Zum Welttag des Hundes: Ein Besuch in der Düsseldorfer Innenstadt

Anlässlich des Welttages des Hundes, der am heutigen 10. Oktober begangen wird (keine Ahnung, wer sich das wieder ausgedacht hat), begab ich mich mit meinem treuen Vierbeiner in die Düsseldorfer Innenstadt, um dort an einer Demonstration gegen Leinenpflicht und für mehr Tierliebe teilzunehmen. Oder so etwas ähnlichem. Die genauen Losungen und Parolen der Demo gingen irgendwie im Gebell der zahlreichen Tölen und Köter unter.

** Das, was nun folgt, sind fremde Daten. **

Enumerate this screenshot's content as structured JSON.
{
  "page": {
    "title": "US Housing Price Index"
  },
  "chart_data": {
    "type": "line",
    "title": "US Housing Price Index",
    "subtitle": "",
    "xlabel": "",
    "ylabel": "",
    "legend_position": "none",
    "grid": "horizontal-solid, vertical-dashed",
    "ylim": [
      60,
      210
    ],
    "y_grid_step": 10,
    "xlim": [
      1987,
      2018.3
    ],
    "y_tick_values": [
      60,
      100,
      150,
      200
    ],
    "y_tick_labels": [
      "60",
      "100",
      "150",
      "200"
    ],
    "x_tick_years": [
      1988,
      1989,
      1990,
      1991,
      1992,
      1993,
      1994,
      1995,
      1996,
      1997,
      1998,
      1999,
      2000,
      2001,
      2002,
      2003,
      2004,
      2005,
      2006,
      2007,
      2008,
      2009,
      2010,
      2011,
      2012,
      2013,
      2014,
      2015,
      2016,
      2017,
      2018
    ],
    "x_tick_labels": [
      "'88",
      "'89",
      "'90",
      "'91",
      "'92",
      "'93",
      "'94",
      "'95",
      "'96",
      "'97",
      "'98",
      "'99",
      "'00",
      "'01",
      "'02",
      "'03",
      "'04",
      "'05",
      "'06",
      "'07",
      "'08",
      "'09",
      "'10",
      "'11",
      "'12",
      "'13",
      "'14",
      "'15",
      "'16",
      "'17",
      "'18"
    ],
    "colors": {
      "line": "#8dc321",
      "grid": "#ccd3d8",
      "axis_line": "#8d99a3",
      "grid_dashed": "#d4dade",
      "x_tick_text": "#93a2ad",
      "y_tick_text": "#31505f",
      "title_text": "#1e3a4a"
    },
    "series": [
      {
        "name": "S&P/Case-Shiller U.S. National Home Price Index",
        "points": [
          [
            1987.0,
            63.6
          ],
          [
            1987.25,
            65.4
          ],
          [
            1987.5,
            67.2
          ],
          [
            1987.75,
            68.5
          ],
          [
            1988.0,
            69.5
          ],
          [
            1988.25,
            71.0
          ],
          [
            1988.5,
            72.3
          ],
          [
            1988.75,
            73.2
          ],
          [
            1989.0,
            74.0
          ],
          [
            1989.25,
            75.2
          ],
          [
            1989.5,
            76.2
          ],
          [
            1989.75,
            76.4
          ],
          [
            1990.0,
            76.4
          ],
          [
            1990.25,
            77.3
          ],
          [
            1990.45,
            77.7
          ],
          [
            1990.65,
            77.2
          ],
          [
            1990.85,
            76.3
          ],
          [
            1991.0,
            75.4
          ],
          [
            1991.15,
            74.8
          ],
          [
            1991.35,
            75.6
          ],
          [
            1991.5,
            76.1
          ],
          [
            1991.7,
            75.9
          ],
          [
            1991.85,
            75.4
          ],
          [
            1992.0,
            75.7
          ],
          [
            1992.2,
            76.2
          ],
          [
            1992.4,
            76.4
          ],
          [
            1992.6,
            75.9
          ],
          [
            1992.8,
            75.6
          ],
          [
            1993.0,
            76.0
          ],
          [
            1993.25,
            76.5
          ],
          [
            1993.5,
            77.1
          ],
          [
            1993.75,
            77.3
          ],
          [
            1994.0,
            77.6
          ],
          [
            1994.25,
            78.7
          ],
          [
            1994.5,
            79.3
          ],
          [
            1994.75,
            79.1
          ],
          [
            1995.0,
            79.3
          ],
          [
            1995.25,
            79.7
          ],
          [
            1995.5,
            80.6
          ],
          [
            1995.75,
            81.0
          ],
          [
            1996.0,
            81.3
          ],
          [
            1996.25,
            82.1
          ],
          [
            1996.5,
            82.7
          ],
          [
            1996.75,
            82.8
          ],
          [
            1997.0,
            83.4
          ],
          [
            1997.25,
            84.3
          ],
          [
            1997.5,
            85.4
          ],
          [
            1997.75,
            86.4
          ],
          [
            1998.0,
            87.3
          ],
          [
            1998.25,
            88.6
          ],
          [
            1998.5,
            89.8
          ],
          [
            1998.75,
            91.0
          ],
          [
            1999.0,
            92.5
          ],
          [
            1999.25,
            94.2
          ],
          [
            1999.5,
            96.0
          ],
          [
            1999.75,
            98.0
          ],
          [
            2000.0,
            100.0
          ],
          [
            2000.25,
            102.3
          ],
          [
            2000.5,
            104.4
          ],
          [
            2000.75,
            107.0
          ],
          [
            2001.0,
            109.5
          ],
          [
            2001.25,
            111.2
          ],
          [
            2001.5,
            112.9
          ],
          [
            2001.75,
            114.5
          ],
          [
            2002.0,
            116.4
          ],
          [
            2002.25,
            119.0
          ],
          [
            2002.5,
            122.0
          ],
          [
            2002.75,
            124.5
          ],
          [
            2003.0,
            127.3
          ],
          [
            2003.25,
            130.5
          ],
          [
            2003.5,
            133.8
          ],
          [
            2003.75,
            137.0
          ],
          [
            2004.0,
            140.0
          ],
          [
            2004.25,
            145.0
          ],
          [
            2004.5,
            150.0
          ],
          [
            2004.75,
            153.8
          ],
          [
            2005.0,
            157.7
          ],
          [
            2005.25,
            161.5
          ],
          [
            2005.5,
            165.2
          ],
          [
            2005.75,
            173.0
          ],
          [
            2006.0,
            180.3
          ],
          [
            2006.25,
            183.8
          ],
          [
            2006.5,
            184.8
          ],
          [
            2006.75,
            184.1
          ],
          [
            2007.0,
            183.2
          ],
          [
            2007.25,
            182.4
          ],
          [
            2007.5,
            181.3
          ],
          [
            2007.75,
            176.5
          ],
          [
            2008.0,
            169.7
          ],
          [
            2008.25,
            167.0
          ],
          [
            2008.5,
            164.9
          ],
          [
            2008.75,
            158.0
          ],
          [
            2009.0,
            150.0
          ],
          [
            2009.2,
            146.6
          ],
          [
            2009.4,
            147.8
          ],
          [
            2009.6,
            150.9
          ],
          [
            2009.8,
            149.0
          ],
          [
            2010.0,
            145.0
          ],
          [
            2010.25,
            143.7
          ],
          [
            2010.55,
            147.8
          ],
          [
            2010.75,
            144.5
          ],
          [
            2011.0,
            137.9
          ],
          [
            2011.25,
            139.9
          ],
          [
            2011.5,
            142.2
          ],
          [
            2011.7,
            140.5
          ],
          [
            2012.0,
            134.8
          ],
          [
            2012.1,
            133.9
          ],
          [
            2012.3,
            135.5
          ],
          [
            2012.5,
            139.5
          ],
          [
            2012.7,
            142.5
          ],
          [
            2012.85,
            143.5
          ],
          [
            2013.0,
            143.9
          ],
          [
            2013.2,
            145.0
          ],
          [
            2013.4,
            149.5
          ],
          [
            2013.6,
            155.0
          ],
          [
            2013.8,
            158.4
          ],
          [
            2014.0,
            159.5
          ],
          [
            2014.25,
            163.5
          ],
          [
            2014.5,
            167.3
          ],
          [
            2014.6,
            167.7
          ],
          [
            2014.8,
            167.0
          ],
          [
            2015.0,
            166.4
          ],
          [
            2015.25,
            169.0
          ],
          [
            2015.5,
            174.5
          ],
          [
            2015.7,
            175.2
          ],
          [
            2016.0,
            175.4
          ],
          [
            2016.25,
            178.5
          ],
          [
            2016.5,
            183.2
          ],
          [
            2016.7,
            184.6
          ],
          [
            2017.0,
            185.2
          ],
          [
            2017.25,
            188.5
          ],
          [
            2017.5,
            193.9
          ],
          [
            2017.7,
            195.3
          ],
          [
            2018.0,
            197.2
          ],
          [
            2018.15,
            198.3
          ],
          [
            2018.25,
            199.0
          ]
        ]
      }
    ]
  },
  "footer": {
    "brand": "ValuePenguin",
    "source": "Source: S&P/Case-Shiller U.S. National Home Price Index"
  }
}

Das erstaunliche war jedoch der klaftertiefe Schlund, der sich inmitten der Düsseldorfer Einkaufspassage in der Innenstadt auftat und in den die Passanten reihenweise hineinstolperten und -stürzten. Am Grund des Schlunds standen von hämisch grinsenden Teufeln gewartete Kessel für die Unglücklichen, in denen die Gefallenen zu einer Art Hirsebrei verkocht wurden, der anschließend an grotesk muskulöse Höllenhunde verfüttert wurde. Scheinbar hatten also auch die Dämonen der Hölle ihren eigenen „Welttag des Hundes“.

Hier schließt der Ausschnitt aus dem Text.